On 8/12/2021 1:41 PM, Michel Dänzer wrote:
On 2021-08-12 7:55 a.m., Koenig, Christian wrote:
Hi James,

Evan seems to have understood how this all works together.

See while any begin/end use critical section is active the work should not be 
active.

When you handle only one ring you can just call cancel in begin use and 
schedule in end use.
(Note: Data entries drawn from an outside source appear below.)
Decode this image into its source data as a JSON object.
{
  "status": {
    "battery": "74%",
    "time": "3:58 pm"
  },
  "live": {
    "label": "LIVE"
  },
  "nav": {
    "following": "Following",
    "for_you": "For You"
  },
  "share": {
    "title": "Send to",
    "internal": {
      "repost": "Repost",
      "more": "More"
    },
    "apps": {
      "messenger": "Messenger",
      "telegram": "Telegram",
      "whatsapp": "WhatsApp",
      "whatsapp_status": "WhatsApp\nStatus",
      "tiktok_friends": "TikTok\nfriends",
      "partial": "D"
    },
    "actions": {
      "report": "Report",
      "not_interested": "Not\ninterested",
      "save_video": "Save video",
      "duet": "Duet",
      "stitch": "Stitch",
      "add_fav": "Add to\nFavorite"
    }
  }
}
But when you have more than one ring you need a lock or 
counter to prevent concurrent work items to be started.

Michelle's idea to use mod_delayed_work is a bad one because it assumes that 
the delayed work is still running.

It merely assumes that the work may already have been scheduled before.

Admittedly, I missed the cancel_delayed_work_sync calls for patch 2. While I 
think it can still have some effect when there's a single work item for 
multiple rings, as described by James, it's probably negligible, since 
presumably the time intervals between ring_begin_use and ring_end_use are 
normally much shorter than a second.

So, while patch 2 is at worst a no-op (since mod_delayed_work is the same as 
schedule_delayed_work if the work hasn't been scheduled yet), I'm fine with 
dropping it.


Something similar applies to the first patch I think,

There are no cancel work calls in that case, so the commit log is accurate 
TTBOMK.

Curious -

For patch 1, does it make a difference if any delayed work scheduled is cancelled in the else part before proceeding?

} else if (!enable && adev->gfx.gfx_off_state) {
cancel_delayed_work();


Thanks,
Lijo


I noticed this because current mutter Git main wasn't able to sustain 60 fps on 
Navi 14 with a simple glxgears -fullscreen. mutter was dropping frames because 
its CPU work for a frame update occasionally took up to 3 ms, instead of the 
normal 2-300 microseconds. sysprof showed a lot of cycles spent in the 
functions which enable/disable GFXOFF in the HW.


so when this makes a difference it is actually a bug.